États-Unis et Israël frappent l’Iran qui riposte par des missiles au Moyen-Orient

Les États-Unis et Israël ont bombardé l’Iran le 28 février 2026, provoquant une riposte missile de Téhéran sur des bases américaines et le Golfe. Leaders mondiaux appellent à la diplomatie face aux risques économiques et nucléaires.
Les États-Unis et Israël ont lancé ce samedi 28 février 2026 des attaques aériennes massives contre plusieurs villes iraniennes, dont Téhéran. Iran a riposté en tirant des missiles sur des bases militaires américaines dans la région et au-dessus de sites comme Dubaï. Les systèmes de défense israéliens ont intercepté des projectiles au-dessus de Haïfa, tandis que des sirènes d’alerte ont retenti à Jérusalem. Cette escalade fait resurgir des tensions de longue date autour du programme nucléaire iranien et de ses missiles balistiques. Téhéran déstabilise la région via des proxies, éclarations européennes. Les frappes viseraient des installations liées à ces activités, y compris le complexe de ayatollah Ali Khamenei, guide suprême iranien.

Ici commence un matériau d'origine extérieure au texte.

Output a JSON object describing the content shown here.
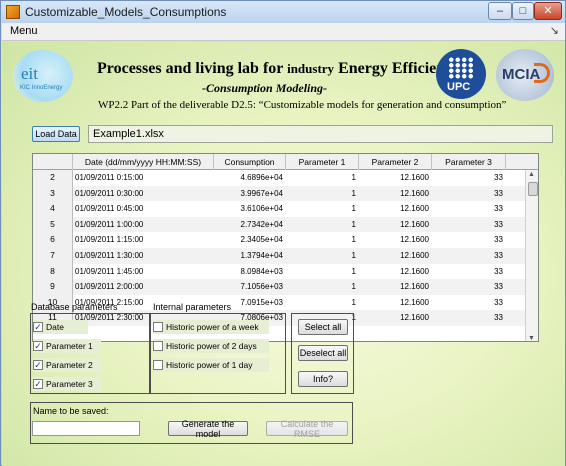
{
  "window": {
    "title": "Customizable_Models_Consumptions"
  },
  "menubar": {
    "menu": "Menu"
  },
  "header": {
    "eit_mark": "eit",
    "eit_sub": "KIC InnoEnergy",
    "title_a": "Processes and living lab for ",
    "title_small": "industry",
    "title_b": "  Energy Efficiency",
    "subtitle": "-Consumption Modeling-",
    "wp_line": "WP2.2 Part of the deliverable D2.5: “Customizable models for generation and consumption”",
    "upc_text": "UPC",
    "mcia_text": "MCIA"
  },
  "load": {
    "button": "Load Data",
    "filename": "Example1.xlsx"
  },
  "table": {
    "columns": [
      "Date (dd/mm/yyyy HH:MM:SS)",
      "Consumption",
      "Parameter 1",
      "Parameter 2",
      "Parameter 3"
    ],
    "rows": [
      {
        "idx": "2",
        "date": "01/09/2011 0:15:00",
        "cons": "4.6896e+04",
        "p1": "1",
        "p2": "12.1600",
        "p3": "33"
      },
      {
        "idx": "3",
        "date": "01/09/2011 0:30:00",
        "cons": "3.9967e+04",
        "p1": "1",
        "p2": "12.1600",
        "p3": "33"
      },
      {
        "idx": "4",
        "date": "01/09/2011 0:45:00",
        "cons": "3.6106e+04",
        "p1": "1",
        "p2": "12.1600",
        "p3": "33"
      },
      {
        "idx": "5",
        "date": "01/09/2011 1:00:00",
        "cons": "2.7342e+04",
        "p1": "1",
        "p2": "12.1600",
        "p3": "33"
      },
      {
        "idx": "6",
        "date": "01/09/2011 1:15:00",
        "cons": "2.3405e+04",
        "p1": "1",
        "p2": "12.1600",
        "p3": "33"
      },
      {
        "idx": "7",
        "date": "01/09/2011 1:30:00",
        "cons": "1.3794e+04",
        "p1": "1",
        "p2": "12.1600",
        "p3": "33"
      },
      {
        "idx": "8",
        "date": "01/09/2011 1:45:00",
        "cons": "8.0984e+03",
        "p1": "1",
        "p2": "12.1600",
        "p3": "33"
      },
      {
        "idx": "9",
        "date": "01/09/2011 2:00:00",
        "cons": "7.1056e+03",
        "p1": "1",
        "p2": "12.1600",
        "p3": "33"
      },
      {
        "idx": "10",
        "date": "01/09/2011 2:15:00",
        "cons": "7.0915e+03",
        "p1": "1",
        "p2": "12.1600",
        "p3": "33"
      },
      {
        "idx": "11",
        "date": "01/09/2011 2:30:00",
        "cons": "7.0806e+03",
        "p1": "1",
        "p2": "12.1600",
        "p3": "33"
      }
    ]
  },
  "db_params": {
    "label": "Database parameters",
    "items": [
      {
        "label": "Date",
        "checked": true
      },
      {
        "label": "Parameter 1",
        "checked": true
      },
      {
        "label": "Parameter 2",
        "checked": true
      },
      {
        "label": "Parameter 3",
        "checked": true
      }
    ]
  },
  "internal_params": {
    "label": "Internal parameters",
    "items": [
      {
        "label": "Historic power of a week",
        "checked": false
      },
      {
        "label": "Historic power of 2 days",
        "checked": false
      },
      {
        "label": "Historic power of 1 day",
        "checked": false
      }
    ]
  },
  "actions": {
    "select_all": "Select all",
    "deselect_all": "Deselect all",
    "info": "Info?"
  },
  "save": {
    "label": "Name to be saved:",
    "value": "",
    "generate": "Generate the model",
    "rmse": "Calculate the RMSE"
  },
  "check_mark": "✓"
}
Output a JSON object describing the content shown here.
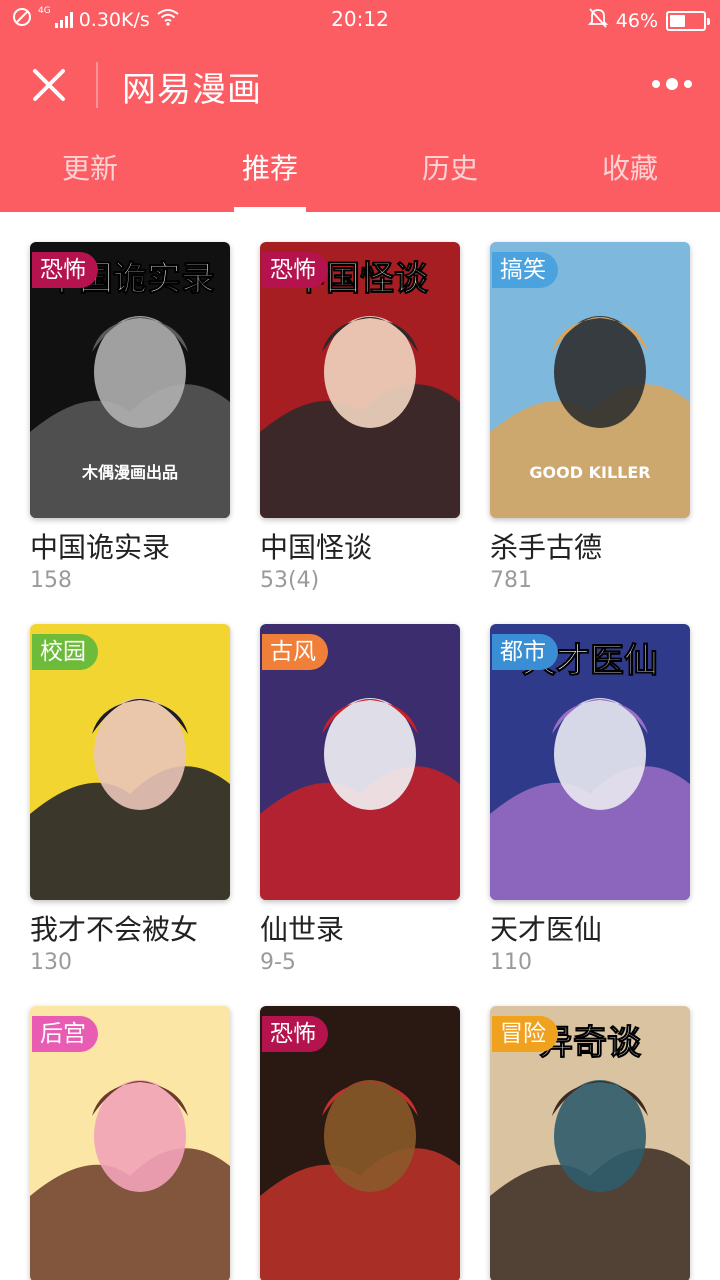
{
  "status": {
    "net_small": "4G",
    "speed": "0.30K/s",
    "time": "20:12",
    "battery": "46%",
    "battery_level": 0.46
  },
  "header": {
    "title": "网易漫画"
  },
  "tabs": [
    {
      "label": "更新"
    },
    {
      "label": "推荐",
      "active": true
    },
    {
      "label": "历史"
    },
    {
      "label": "收藏"
    }
  ],
  "comics": [
    {
      "name": "中国诡实录",
      "count": "158",
      "tag": "恐怖",
      "tag_color": "#b4134d",
      "cover_title": "中国诡实录",
      "cover_sub": "木偶漫画出品",
      "cover_colors": [
        "#111111",
        "#5b5b5b",
        "#b0b0b0"
      ]
    },
    {
      "name": "中国怪谈",
      "count": "53(4)",
      "tag": "恐怖",
      "tag_color": "#b4134d",
      "cover_title": "中国怪谈",
      "cover_sub": "",
      "cover_colors": [
        "#a61d22",
        "#2a2a2a",
        "#f1d5c0"
      ]
    },
    {
      "name": "杀手古德",
      "count": "781",
      "tag": "搞笑",
      "tag_color": "#4aa3df",
      "cover_title": "",
      "cover_sub": "GOOD KILLER",
      "cover_colors": [
        "#7fb8dd",
        "#d9a55a",
        "#2f2f2f"
      ]
    },
    {
      "name": "我才不会被女",
      "count": "130",
      "tag": "校园",
      "tag_color": "#6dbb3a",
      "cover_title": "",
      "cover_sub": "",
      "cover_colors": [
        "#f3d531",
        "#1b1b2a",
        "#e9c5b8"
      ]
    },
    {
      "name": "仙世录",
      "count": "9-5",
      "tag": "古风",
      "tag_color": "#f07f3a",
      "cover_title": "",
      "cover_sub": "",
      "cover_colors": [
        "#3b2d6e",
        "#c82127",
        "#f2f2f5"
      ]
    },
    {
      "name": "天才医仙",
      "count": "110",
      "tag": "都市",
      "tag_color": "#3a8fd4",
      "cover_title": "天才医仙",
      "cover_sub": "",
      "cover_colors": [
        "#303a8a",
        "#9b6fc4",
        "#e9e9f1"
      ]
    },
    {
      "name": "",
      "count": "",
      "tag": "后宫",
      "tag_color": "#e85cb4",
      "cover_title": "",
      "cover_sub": "",
      "cover_colors": [
        "#fbe6a6",
        "#6b3c2a",
        "#f2a3b9"
      ]
    },
    {
      "name": "",
      "count": "",
      "tag": "恐怖",
      "tag_color": "#b4134d",
      "cover_title": "",
      "cover_sub": "",
      "cover_colors": [
        "#2a1812",
        "#c0322a",
        "#8a5a2a"
      ]
    },
    {
      "name": "",
      "count": "",
      "tag": "冒险",
      "tag_color": "#f0a21e",
      "cover_title": "异奇谈",
      "cover_sub": "",
      "cover_colors": [
        "#d9c3a0",
        "#3a2a22",
        "#2f5d6b"
      ]
    }
  ]
}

La crise nucléaire ne saurait se résoudre par la force seule, a martelé Emmanuel Macron, président français. Des images satellites montrent des dizaines de cibles touchées en Iran. À Dubaï, des missiles iraniens ont traversé le ciel, provoquant panique et incendie sur The Palm. Maeva Ghennam, ex-candidate de téléréalité, a filmé un projectile et appelé la France à protéger ses ressortissants, les aéroports étant fermés. Kamila, autre influenceuse, a décrit des flammes comme du tonnerre. Emmanuel Macron a convoqué un conseil de défense, insistant sur la diplomatie et la sécurité des Français. Ursula von der Leyen, présidente de la Commission européenne, et Kaja Kallas, cheffe de la diplomatie européenne, appellent à la « retenue maximale » face aux risques nucléaires et terroristes. L’État de Palestine condamne les tirs iraniens sur des pays arabes sans évoquer les frappes initiales. Emmanuel Hache, expert à IFP Énergies nouvelles, alerte sur une hausse des prix du pétrole : l’Iran, 3e producteur OPEP avec 4,5 % de l’offre mondiale, contrôle le détroit d’Ormuz (20 % du pétrole global). Une fermeture prolongée pourrait freiner la croissance mondiale. L’UE retire son personnel non essentiel du Moyen-Orient.